C. I. In the diketopyrrolopyrrole pigment composition for color filters containing CI Pigment Red 254 and a diketopyrrolopyrrole pigment represented by the following formula (1), C.I. I. A diketopyrrolopyrrole pigment composition for color filters, wherein the mass ratio of Pigment Red 254 and the diketopyrrolopyrrole pigment represented by the following formula (1) is 97: 3 to 85:15.

[In Formula (1),
A and B are each independently a hydrogen atom, a fluorine atom, a chlorine atom, a bromine atom, an alkyl group having 1 to 4 carbon atoms, an alkoxyl group having 1 to 4 carbon atoms, a cyano group, —CF ₃ , or —CON. (R ¹ ) R ² , and at least one of A and B is —CON (R ¹ ) R ² .

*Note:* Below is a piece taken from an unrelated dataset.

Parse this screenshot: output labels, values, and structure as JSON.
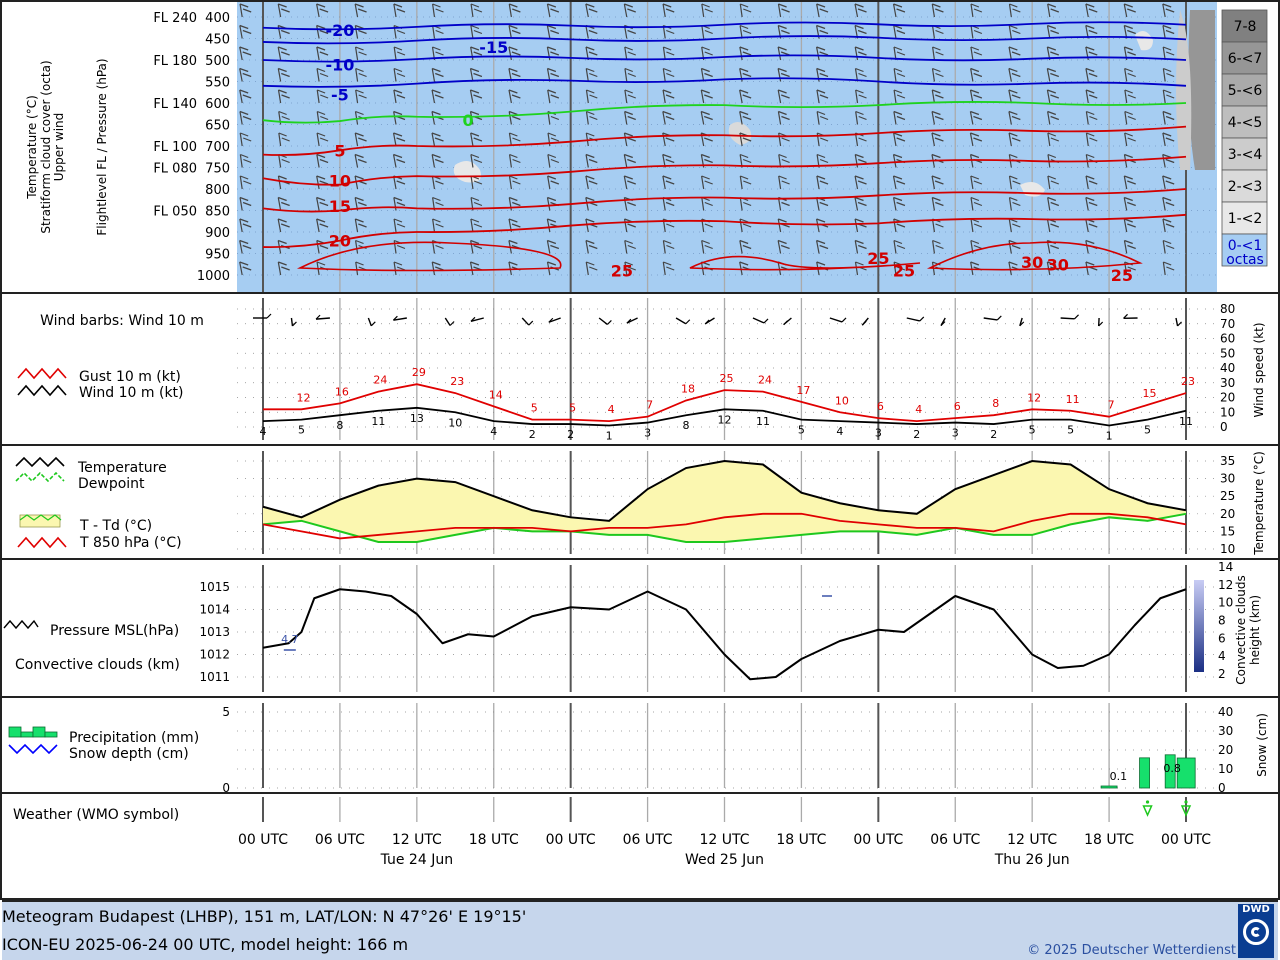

R ¹ and R ² are each independently a hydrogen atom, an alkyl group having 1 to 20 carbon atoms, or a phenyl group which may have a substituent. ] The diketopyrrolopyrrole pigment represented by the above formula (1) is a diketopyrrolopyrrole pigment represented by the following formula (1-1) and a diketopyrrolopyrrole represented by the following formula (1-2): 2. The diketopyrrolopyrrole pigment composition for color filters according to claim 1, wherein the pigment composition is any one of pigments.

[In the formulas (1-1) and (1-2),
R ¹ and R ² are each independently a hydrogen atom, an alkyl group having 1 to 20 carbon atoms, or a phenyl group which may have a substituent. ]  The diketopyrrolopyrrole pigment composition for color filters according to claim 1 or 2, further comprising a dye derivative.   A coloring composition containing a coloring agent, a binder resin, and an organic solvent, wherein the coloring agent contains the diketopyrrolopyrrole pigment composition according to any one of claims 1 to 3. Composition.   Furthermore, the coloring composition for color filters of Claim 4 containing a photopolymerizable monomer and / or a photoinitiator. A color filter comprising a filter segment formed from the colored composition for a color filter according to claim 4.